Have you got any friends?
I’ve got some friends.
I haven’t got any friends!
Hmmm... some big differences in the answers there. But what is the difference between some and any?
Each sentence above contains either some or any, so why do we use 'some' and when do you use 'any'?
Let's find out...
PLURAL & UNCOUNTABLE NOUNS
We use SOME and ANY with plural nouns and uncountable nouns.
What’s a plural noun?
- A plural noun is something that you can count, when there is 1, 2, 3, 4, 5 or 648 of something
For example: 5 friends, 2 phones, 6 oranges
What’s an uncountable noun (sometimes called non-count or mass noun)?
- An uncountable noun is something that you can NOT count.

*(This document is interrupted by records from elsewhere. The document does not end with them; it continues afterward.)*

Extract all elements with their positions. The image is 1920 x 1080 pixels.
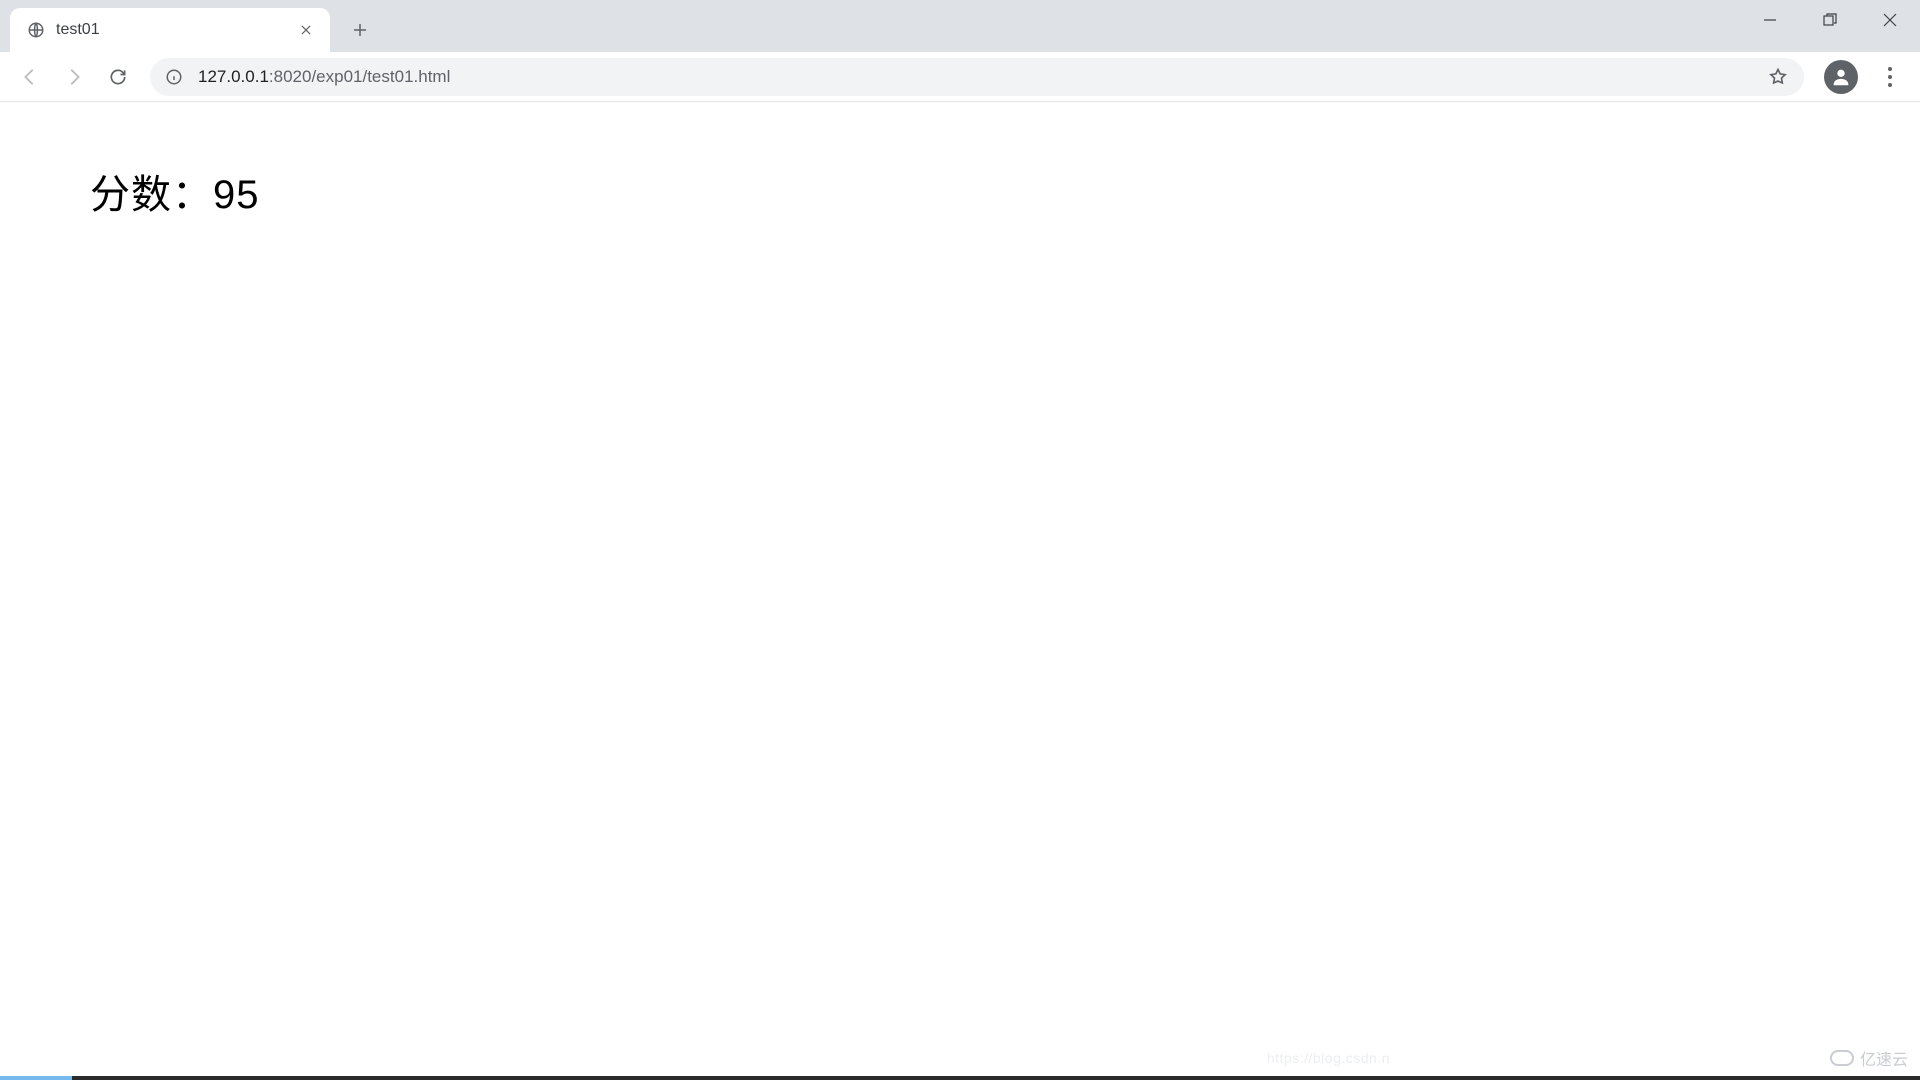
- window-controls: [1740, 0, 1920, 40]
- watermark-brand: 亿速云: [1830, 1046, 1908, 1070]
- cloud-icon: [1830, 1050, 1854, 1066]
- menu-button[interactable]: [1870, 57, 1910, 97]
- score-label: 分数：: [90, 173, 213, 217]
- tab-strip: test01: [0, 0, 1920, 52]
- score-text: 分数：95: [90, 162, 1830, 220]
- reload-button[interactable]: [98, 57, 138, 97]
- new-tab-button[interactable]: [342, 12, 378, 48]
- forward-button[interactable]: [54, 57, 94, 97]
- bookmark-star-icon[interactable]: [1766, 65, 1790, 89]
- browser-toolbar: 127.0.0.1:8020/exp01/test01.html: [0, 52, 1920, 102]
- close-window-button[interactable]: [1860, 0, 1920, 40]
- url-text: 127.0.0.1:8020/exp01/test01.html: [198, 67, 1766, 87]
- page-viewport: 分数：95: [0, 102, 1920, 280]
- watermark-label: 亿速云: [1860, 1046, 1908, 1070]
- kebab-icon: [1873, 67, 1907, 87]
- url-path: :8020/exp01/test01.html: [269, 67, 450, 86]
- profile-avatar[interactable]: [1824, 60, 1858, 94]
- score-value: 95: [213, 173, 260, 217]
- maximize-button[interactable]: [1800, 0, 1860, 40]
- url-host: 127.0.0.1: [198, 67, 269, 86]
- globe-icon: [26, 20, 46, 40]
- close-icon[interactable]: [296, 20, 316, 40]
- back-button[interactable]: [10, 57, 50, 97]
- minimize-button[interactable]: [1740, 0, 1800, 40]
- taskbar-sliver: [0, 1076, 1920, 1080]
- browser-tab[interactable]: test01: [10, 8, 330, 52]
- address-bar[interactable]: 127.0.0.1:8020/exp01/test01.html: [150, 58, 1804, 96]
- watermark-url: https://blog.csdn.n: [1267, 1050, 1390, 1066]
- site-info-icon[interactable]: [164, 67, 184, 87]
- tab-title: test01: [56, 21, 100, 39]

For example: milk, coffee, money, happiness
Just to be 100% clear, you can say "I've had 2 cups of milk", BUT you are counting the 'cups' NOT the milk. Milk is a non-count noun.
QUESTION / INTERROGATIVE
- Have you got any brothers or sisters?
- Do you know any good places to eat near here?
- Can she speak any other languages?
In a question we use 'ANY'
- I haven’t got any sisters
- She didn’t get any emails today
- He is on a new diet. He hasn’t eaten any sugar for 2 weeks!
In a negative sentence (a grammatically negative sentence) we use 'ANY'
POSITIVE / AFFIRMATIVE
- We need some friends to help us move out of our flat
- ooh, my photo got some likes on Facebook
- If you’ve got a minute, I’d like some help
In a (grammatically) positive sentence, we use 'SOME'
SOME, WHEN WE EXPECT A 'YES'
In a question, we can use the word 'some' when we expect the other person to answer 'yes'.
Could I have a glass of water, please? "Yes, of course!"
Would you like some more chicken? "Yes, please, it's delicious!"
NEVER, WITHOUT, HARDLY = ANY
In a sentence that contains the words never, without or hardly (which means 'almost not'), then we follow these words with 'any'
We finished the project without any more problems.
He never gives me any flowers these days
She made hardly any mistakes in the test.